Но это не имеет никакого значения. На самом деле, желто-красно-зеленые могли проиграть все этапы, включая и этап Полярной Области. Ну, досталось бы на мою долю чуть больше насмешек Мэдмэпа. И не было бы одинокого победного воя, деньги бы проиграл, и не купил бы нам с Линдой собственный телевизор с видео-магнитофоном. Все это чушь, суета бренная.
Жалко только, сфотографировать Мэдмэпа я тогда позабыл. Не до того было.
Мы сидим в комнате Могвая. Ну, как сидим? Кто может, тот еще сидит. А кто не может, тот уже лежит. Потому что два кегля пива, которые внезапно выкатила нам предусмотрительная Тамара, требуют огромных физических и нравственных усилий. А большая часть наших сил осталась там, на стапелях. Вот и падают сильнейшие из сильных.
Мэдмэп усмехается и показывает стаканом с пивом на уснувшего в обнимку с уже пустым кеглем Телескопа Хаббла.

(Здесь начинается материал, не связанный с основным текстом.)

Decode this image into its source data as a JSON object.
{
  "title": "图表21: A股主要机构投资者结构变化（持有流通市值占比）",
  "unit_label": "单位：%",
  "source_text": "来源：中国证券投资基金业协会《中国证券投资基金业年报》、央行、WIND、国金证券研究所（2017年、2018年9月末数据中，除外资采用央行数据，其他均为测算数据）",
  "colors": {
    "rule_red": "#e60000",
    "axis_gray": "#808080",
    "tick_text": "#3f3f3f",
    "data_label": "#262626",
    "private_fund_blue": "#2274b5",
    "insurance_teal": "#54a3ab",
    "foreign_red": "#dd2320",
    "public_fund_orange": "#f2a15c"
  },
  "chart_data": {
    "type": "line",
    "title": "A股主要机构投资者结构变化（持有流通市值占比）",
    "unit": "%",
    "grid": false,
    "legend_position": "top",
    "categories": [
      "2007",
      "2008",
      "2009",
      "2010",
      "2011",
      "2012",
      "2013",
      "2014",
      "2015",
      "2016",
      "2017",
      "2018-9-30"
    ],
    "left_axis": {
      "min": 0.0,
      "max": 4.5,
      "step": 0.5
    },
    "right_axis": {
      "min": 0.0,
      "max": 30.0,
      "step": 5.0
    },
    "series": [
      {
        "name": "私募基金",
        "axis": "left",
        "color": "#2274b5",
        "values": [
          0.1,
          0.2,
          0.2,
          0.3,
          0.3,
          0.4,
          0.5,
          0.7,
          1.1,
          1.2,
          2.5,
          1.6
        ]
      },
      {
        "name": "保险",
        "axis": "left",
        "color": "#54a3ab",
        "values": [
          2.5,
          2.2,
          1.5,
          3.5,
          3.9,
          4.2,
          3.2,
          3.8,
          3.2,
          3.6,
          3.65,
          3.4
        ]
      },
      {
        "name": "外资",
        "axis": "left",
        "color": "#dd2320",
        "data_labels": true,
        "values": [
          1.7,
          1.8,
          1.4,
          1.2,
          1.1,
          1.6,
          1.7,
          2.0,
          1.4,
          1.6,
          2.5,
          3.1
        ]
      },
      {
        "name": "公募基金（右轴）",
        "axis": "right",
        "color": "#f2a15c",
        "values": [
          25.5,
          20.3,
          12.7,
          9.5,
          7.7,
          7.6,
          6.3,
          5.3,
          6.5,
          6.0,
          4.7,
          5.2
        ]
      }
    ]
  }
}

- Вот объясни мне, - пьяно артикулируя, спрашивает Мэдмэп, - на кой черт фанаты бьют друг другу морды? М? Ведь, вон... смешнее же напоить и... сфотографировать. Слушай, а где мой фотоаппарат?
- А! - я пытаюсь погрозить Мэдмэпу пальцем. - Ты же подарил его Курту.
- Правда? А зачем?
- Не знаю. Ты... сказал, что тебе для него вообще ничего не жалко.
- А... Ну, правильно сказал! А фотоата... парат я ему, зачем отдал?
- Я не знаю. – отмахиваюсь я. - Я вообще... спать пойду. Только допью пиво. Сколько там осталось?
- Нам осталась еще вся жизнь, Клюв! Долгая, счастливая, и... снова долгая.
- Хорошо. Тогда я пойду, посплю. Мне на такую долгую жизнь силы ну... ик!.. жны.